Una romería tradicional
San Lorenzo se despide del verano con el traslado de la Virgen de Gracia
El peso de la historia que se condensa en la ciclópea mole del monasterio ha hecho de San Lorenzo de El Escorial un pueblo atípico, lugar más de excursión que de peregrinación, enclave de una tradicional y asentada colonia veraniega diseminada en múltiples urbanizaciones en las que compiten severos chalés con tejado de pizarra -marcados por la impronta del monumento-, modernos adosados y bloques de apartamentos.

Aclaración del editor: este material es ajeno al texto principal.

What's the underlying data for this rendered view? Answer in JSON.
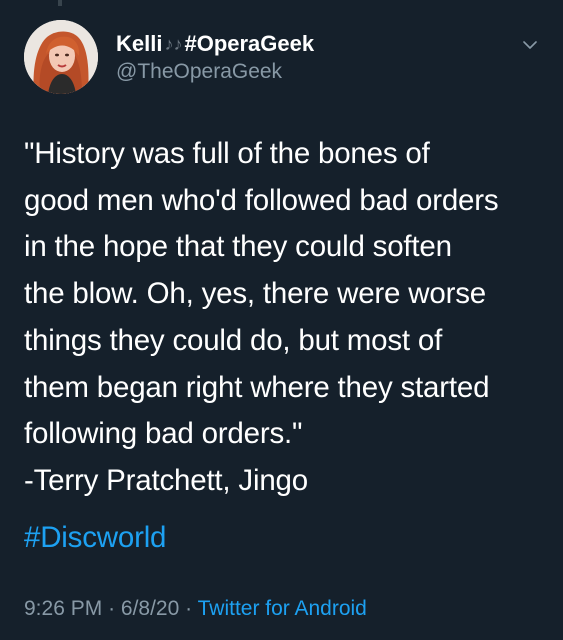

Los gurriatos -asíse hacen llamar los nativos de San Lorenzo- están habituados a vivir, como los gorriones de ciudad, de las migajas de un turismo fugaz; la competencia de bares, restaurantes, hostales, confiterías y cafetines es feroz en el casco antiguo cercano al monumento, y en los meses de verano la actividad y los precios de los comercios crecen a ritmo galopante, previniendo la larga sequía de los inviernos.Pero hay un día, el 14 de septiembre, en el declive de la temporada, cuando ya han partido casi todos los veraneantes, en el que San Lorenzo se olvida del turismo echa los cierres y lucha por recuperar sus raíces, desvirtuadas por siglos de colonización.
En un esfuerzo más por mantener la pureza de la romería, los organizadores ofrecen una subvención extraordinaria a las carrozas que vayan arrastradas por bueyes, pero los tractores siguen imponiendo su insoslayable fealdad en el desfile. Priman los actos religiosos: novenas, rosarios, salves y misas. Las homilías corren a cargo este año de un coronel del Cuerpo Eclesiástico del Ejército.
La jornada del día 14 se abre con el rosario de la aurora; luego, la imagen de la Virgen es trasladada del santuario, ubicado en un edificio anejo al monasterio, a su ermita de la Herrería, una modesta capilla de moderna e irrelevante factura, pero tocada también por el modelo herreriano y, por su puesto, techada con pizarra.
En el robledal que la circunda extienden los romeros sus mantas o sus sillas portátiles. El lugar de honor lo ocupa la artística composición elaborada por la peña; junio a ella se enciende la hoguera, más bien hornillo o barbacoa, en la que se asarán chuletas y chorizos, morcillas serranas y costillares, y junto al humo, la polvareda que levantan cientos de pies bailando la jota al son de bandurrias y guitarras, con el insistente contrapunto de la botella de anís.
Entre viejos estribillos y ripios tradicionales, surge el aliento rotundo del poeta popular que, con voz profunda, macerada en alcohol, comenta con imparcialidad los usos y costumbres de su gente. Uno de estos vates campesinos cantaba algo así en el cortejo de vuelta: "En los pueblos de la sierra, / para dormir a los niños, / en vez de cantarles nanas / les pegan con el martillo".Todas las carrozas rebosan de niños; niños arrebujados entre los decorados de cartón-piedra, casi siempre maquetas de rincones de San Lorenzo, establecimientos tradicionales, patios rústicos ocupados por grotescos muñecones. El afán de reproducir lugares, del pueblo alcanza extremos notables. Pasa una esquina del mercado, con su puesto de melones, el quiosco de chucherías y las vallas de protección con idénticos anuncios publicitarios.
Hay dos carrozas que llevan en su lema la palabra Añoranza. Los gurriatos, en este paréntesis de septiembre, a espaldas del monasterio, sienten nostalgia de tiempos más bucólicos; añoran sus propios y cercanos campos, tal vez abandonados por la llamada del turismo, quizá urbanizados y edificados para disfrute de ciudadanos ahítos de asfalto.